We've seen this play out with our own customers. One agency came to Prospeo after burning two domains - their SPF, DKIM, and DMARC were all perfect, but they were pulling contacts from a provider with a 35% bounce rate. Once they switched to verified data with a 98% email accuracy rate and 7-day refresh cycle, bounce rates dropped under 3% and their domains stayed clean. Authentication gets you in the door. Clean data keeps you there. If you want a broader playbook beyond DNS, follow an email deliverability guide and keep an eye on your email bounce rate as a leading indicator.

Staying under the 10-lookup limit gets harder every time you add a sending tool. The real fix? Send fewer emails to better contacts.

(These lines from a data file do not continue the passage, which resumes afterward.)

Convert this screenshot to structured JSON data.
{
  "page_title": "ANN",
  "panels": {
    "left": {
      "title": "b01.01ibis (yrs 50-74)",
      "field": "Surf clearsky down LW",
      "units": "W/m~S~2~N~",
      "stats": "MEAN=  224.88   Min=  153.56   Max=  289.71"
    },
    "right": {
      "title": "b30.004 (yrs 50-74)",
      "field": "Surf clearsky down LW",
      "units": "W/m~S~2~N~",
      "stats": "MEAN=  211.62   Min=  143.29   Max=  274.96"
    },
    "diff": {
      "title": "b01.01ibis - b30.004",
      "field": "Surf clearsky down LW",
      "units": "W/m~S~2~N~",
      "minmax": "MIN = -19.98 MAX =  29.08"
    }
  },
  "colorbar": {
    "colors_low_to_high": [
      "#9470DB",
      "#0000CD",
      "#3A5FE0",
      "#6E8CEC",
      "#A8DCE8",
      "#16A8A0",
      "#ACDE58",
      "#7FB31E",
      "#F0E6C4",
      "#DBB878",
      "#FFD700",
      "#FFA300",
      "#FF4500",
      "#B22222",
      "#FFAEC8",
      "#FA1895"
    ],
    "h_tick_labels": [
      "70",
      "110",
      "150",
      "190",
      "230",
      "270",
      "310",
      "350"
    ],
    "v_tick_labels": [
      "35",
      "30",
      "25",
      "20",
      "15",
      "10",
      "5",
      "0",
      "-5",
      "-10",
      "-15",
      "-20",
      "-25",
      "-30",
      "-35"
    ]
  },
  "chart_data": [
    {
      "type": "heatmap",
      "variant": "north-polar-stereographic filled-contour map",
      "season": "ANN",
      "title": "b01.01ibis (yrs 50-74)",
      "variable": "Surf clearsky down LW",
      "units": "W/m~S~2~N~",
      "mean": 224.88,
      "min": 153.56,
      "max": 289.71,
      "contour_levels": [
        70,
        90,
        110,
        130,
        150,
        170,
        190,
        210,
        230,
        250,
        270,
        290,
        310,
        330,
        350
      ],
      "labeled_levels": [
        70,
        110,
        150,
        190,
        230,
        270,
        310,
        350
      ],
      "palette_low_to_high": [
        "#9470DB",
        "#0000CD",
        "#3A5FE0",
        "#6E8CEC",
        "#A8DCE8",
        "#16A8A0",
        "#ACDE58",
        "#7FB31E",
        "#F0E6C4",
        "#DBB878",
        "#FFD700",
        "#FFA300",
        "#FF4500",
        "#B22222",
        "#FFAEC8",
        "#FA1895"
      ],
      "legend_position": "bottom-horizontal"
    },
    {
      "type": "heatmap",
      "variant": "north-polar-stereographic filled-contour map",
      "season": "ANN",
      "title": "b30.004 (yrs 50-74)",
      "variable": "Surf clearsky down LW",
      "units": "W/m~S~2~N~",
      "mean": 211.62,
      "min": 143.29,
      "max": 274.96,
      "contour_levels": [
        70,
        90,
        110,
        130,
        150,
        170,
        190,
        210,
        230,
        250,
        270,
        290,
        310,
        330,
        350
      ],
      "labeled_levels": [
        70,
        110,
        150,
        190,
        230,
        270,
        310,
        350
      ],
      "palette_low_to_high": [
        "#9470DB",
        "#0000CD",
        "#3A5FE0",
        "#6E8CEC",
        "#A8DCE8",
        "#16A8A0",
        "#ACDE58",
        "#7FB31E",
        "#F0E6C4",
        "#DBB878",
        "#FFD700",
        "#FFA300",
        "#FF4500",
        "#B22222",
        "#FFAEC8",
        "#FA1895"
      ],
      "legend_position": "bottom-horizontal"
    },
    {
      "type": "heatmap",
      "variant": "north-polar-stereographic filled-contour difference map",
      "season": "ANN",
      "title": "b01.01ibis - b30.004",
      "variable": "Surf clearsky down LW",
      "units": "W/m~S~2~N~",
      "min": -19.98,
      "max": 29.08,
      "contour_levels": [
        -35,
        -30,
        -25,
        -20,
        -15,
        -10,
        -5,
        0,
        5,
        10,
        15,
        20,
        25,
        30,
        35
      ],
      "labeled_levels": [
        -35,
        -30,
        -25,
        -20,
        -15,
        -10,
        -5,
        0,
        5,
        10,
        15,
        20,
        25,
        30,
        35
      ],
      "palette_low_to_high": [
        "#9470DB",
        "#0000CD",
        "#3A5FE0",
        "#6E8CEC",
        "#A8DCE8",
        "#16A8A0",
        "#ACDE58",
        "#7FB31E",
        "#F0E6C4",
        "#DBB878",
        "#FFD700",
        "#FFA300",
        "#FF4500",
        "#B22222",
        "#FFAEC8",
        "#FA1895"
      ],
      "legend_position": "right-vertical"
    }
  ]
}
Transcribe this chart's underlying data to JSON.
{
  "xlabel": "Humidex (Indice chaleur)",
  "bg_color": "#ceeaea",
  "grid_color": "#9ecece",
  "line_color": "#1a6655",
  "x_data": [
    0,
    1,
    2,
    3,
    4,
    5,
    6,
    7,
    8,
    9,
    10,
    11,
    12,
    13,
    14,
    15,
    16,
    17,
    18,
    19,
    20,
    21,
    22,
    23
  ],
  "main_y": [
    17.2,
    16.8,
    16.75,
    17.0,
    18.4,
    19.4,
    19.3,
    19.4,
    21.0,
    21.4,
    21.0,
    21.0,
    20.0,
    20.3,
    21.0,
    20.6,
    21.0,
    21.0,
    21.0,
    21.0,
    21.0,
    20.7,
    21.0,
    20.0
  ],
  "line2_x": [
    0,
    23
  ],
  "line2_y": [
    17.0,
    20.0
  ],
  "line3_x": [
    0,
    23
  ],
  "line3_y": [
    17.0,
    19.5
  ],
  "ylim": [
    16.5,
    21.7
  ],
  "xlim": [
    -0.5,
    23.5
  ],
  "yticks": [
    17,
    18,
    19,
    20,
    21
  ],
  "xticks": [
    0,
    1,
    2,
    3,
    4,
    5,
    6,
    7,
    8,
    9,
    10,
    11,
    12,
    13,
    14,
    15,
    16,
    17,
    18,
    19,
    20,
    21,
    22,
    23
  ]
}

Prospeo's 143M+ verified emails at $0.01 each mean you protect your domain reputation at the source - not just in DNS.
Clean data protects deliverability better than any DNS record.
FAQ
How do I merge SPF records for multiple email providers?
Combine all include: mechanisms from each provider into one v=spf1 ... ~all record. For example, Google Workspace + SendGrid becomes v=spf1 include:_spf.google.com include:sendgrid.net ~all. Delete the old records, publish the merged one, and validate with MXToolbox.
Can I have separate SPF records on subdomains?
Yes. SPF is evaluated per hostname. Your root domain and mail.yourdomain.com each get their own record - they're independent, not duplicates. Only two v=spf1 records on the same hostname cause a PermError.
Should I use ~all or -all?
Use ~all (softfail) unless you've monitored DMARC reports for 30+ days and confirmed every legitimate sending source is included. -all hard-fails unauthorized mail, which breaks legitimate email fast during misconfiguration.
What if I exceed 10 DNS lookups after merging?
Replace stable include: entries with ip4:/ip6: ranges (which don't count toward the limit), or use an SPF flattening service like AutoSPF that resolves includes into IPs automatically. Aim for 8 or fewer lookups to leave headroom.
How does bad email data affect deliverability after fixing SPF?
Even with perfect SPF authentication, high bounce rates from invalid addresses damage sender reputation and trigger spam filters. Keeping bounce rates under 3-4% through verified contact data protects the domain reputation your SPF fix just restored.